Sparsity of $\beta$: \(\norm{\beta}_0\) is the number of $\beta$ that is 0. This is not convex. Difficult to optimize.

General penalty: $\norm{y-X\beta}^2 + \lambda\norm\beta_0$

In Ridge, once $\lambda$ is known, the solution for $\beta$ is analytic; not so in lasso. So we need algorithms for estimating $\beta$.
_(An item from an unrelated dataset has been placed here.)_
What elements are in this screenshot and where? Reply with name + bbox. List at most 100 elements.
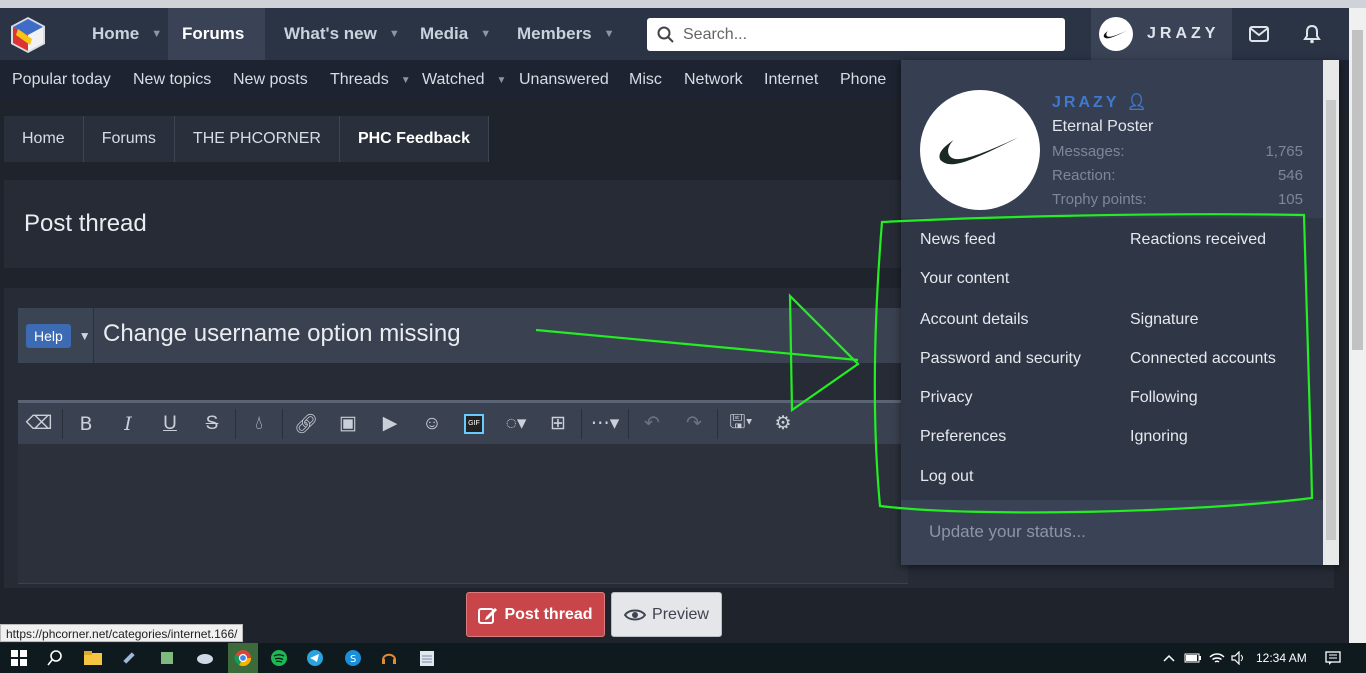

  • LARS (Hastie, Tibshirani, Johnstone): Least angle regression (an iteratively updated algorithm)
    • computationally as quick as forward / backward selection
    • angle b/w predictor and error is computed. Similar predictors are updated similarly, based on angle.
    • does not explore entire model space
    • R: lars package
  • Coordinate descent algorithm
    • $F(\beta) = \norm{y-X\beta}^2 + \lambda\psi(\beta)$, where $\psi$ is a convex function
    • use a Gibbs like way to optimize each iteration. Pick starting values close to truth, as with any other convex opt. (like newton-raphson).
    • glmnet package. glmnet More stable than lars package. Could be a package problem… but the two algorithms should give the same estimates. Not stable as in with poor starting values or $p \gt\gt n$, we get convergence problems. In any case, use coordinate descent.
    • cv.glmnet(X,y)

Elastic Net:

  • Short-comings of lasso
    • with lasso, at most $n$ of the $p$ variables are non-zero.
    • since the objective function for lasso is not strictly convex, you may not be able to perform group variable selection.
  • penalty function: $J(\beta) = \lambda_1\norm\beta^2 + \lambda_2\norm\beta_1$
    • hybrid of $l_1$ and $l_2$ penalty
    • strictly convex
    • $l_1$ part generates a sparse model, $l_2$ part convex and encourages grouping effect and limitations on number of selected variables.
    • Goals: 1 Group variable selection, 2 possibly select more predictors than sample size
      • goal 2: \(\def\ds{\displaystyle} \begin{array}{c} ||y-X\beta||\_2 + \lambda\_1||\beta||\_2 + \lambda\_2||\beta||\_1 \\\\ = \ds\norm{ {y \choose 0} - \frac{1}{\sqrt{1+\lambda\_2}} {X \choose \sqrt\lambda\_2 I\_p}\beta^* }\_2 + \gamma\norm{\beta^*}\_1 \\\\ \text{where,}~\beta^* = \sqrt{1+\lambda\_2}\beta, ~ \gamma = \frac{\lambda\_1}{\sqrt{1+\lambda\_2}} \\\\ \text{Set } X^* = \frac{1}{\sqrt{1+\lambda\_2}}{X \choose \sqrt\lambda\_2 I\_p} \\\\ \end{array}\)
      • now we can have at most $n+p$ predictors. i.e. all variables could be selected.
      • The solution to this problem is called the naive elastic net estimate.